L’allocation des actifs entre les différentes stratégies, classes d’actifs et investissements peut ne pas s’avérer bénéfique ou produire les résultats escomptés. Lorsqu’une stratégie investit dans des entreprises d’un pays ou d’une région spécifique, elle peut subir une plus grande volatilité qu’une stratégie plus largement diversifiée sur le plan géographique.
Les investissements dans de nombreuses stratégies d’investissement alternatives sont complexes et de nature spéculative, entraînent un risque important et ne doivent pas être considérés comme un programme d’investissement complet. En fonction du produit choisi, un investissement dans des stratégies alternatives peut ne fournir qu’une liquidité limitée et ne convient qu’aux investisseurs qui peuvent se permettre de ne pas recouvrer l’intégralité des sommes placées. La diversification n’est pas une garantie de gain ou de protection contre les pertes.

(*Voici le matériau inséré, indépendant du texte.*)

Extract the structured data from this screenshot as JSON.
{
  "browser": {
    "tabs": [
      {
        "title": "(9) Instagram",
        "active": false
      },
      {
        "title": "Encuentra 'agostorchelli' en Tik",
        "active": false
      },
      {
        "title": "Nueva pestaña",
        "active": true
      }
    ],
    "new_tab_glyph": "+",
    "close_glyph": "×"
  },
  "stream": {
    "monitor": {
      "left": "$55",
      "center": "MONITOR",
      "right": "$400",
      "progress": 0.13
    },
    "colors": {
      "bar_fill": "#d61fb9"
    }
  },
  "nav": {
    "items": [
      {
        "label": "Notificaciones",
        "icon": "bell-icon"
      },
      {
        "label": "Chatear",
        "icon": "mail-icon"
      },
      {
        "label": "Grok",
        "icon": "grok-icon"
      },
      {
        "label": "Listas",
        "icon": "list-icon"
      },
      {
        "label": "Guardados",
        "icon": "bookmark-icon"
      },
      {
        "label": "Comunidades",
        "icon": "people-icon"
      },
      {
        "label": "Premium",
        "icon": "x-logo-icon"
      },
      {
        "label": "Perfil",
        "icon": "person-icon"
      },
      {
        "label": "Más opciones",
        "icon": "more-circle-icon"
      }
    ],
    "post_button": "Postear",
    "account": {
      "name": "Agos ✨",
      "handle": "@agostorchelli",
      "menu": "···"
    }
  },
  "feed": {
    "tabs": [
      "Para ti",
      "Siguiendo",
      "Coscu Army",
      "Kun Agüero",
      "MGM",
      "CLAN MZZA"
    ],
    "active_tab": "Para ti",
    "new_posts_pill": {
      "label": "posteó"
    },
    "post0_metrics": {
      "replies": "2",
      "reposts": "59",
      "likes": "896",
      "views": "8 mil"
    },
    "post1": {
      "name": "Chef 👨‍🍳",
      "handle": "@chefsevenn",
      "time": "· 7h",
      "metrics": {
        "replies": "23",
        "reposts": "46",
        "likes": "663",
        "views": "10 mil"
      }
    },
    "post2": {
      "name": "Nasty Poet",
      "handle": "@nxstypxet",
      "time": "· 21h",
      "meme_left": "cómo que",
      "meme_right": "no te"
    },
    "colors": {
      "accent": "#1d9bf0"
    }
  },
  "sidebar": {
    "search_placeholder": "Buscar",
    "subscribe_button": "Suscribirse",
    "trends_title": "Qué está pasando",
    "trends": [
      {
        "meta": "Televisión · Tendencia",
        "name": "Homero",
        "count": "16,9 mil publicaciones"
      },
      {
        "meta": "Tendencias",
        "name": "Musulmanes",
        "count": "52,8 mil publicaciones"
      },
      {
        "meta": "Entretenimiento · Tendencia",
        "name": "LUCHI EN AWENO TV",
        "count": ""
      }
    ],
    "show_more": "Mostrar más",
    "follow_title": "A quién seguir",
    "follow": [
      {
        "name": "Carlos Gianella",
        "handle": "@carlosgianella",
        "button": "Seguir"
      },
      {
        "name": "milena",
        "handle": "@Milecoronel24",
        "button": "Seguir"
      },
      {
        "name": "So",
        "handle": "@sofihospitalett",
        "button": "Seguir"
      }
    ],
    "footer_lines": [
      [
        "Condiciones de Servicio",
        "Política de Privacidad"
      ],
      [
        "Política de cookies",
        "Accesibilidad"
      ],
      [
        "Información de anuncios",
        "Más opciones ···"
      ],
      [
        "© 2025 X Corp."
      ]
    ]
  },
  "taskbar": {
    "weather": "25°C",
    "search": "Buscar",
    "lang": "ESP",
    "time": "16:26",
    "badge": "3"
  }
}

Un investissement dans des titres non cotés (tels que le private equity ou le crédit privé) ou dans des véhicules qui investissent dans ces titres doit être considéré comme illiquide et peut nécessiter un engagement à long terme sans certitude de rendement. La valeur et le rendement de ces investissements fluctueront en fonction, notamment, de l’évolution des taux d’intérêt du marché, de la conjoncture générale ou dans des secteurs particuliers, de la situation des marchés financiers et de la santé financière des émetteurs de ces investissements. Rien ne garantit non plus que les entreprises inscriront leurs titres à la cote d’une bourse de valeurs mobilières, de sorte que l’absence d’un marché secondaire établi et liquide pour certains investissements peut affecter la valeur marchande de ces investissements et la capacité d’un investisseur à les céder à un moment ou à un prix avantageux.
La gestion active n’offre aucune garantie de gains ni aucune protection contre les baisses du marché. La diversification n’est pas une garantie de gain ou de protection contre les pertes.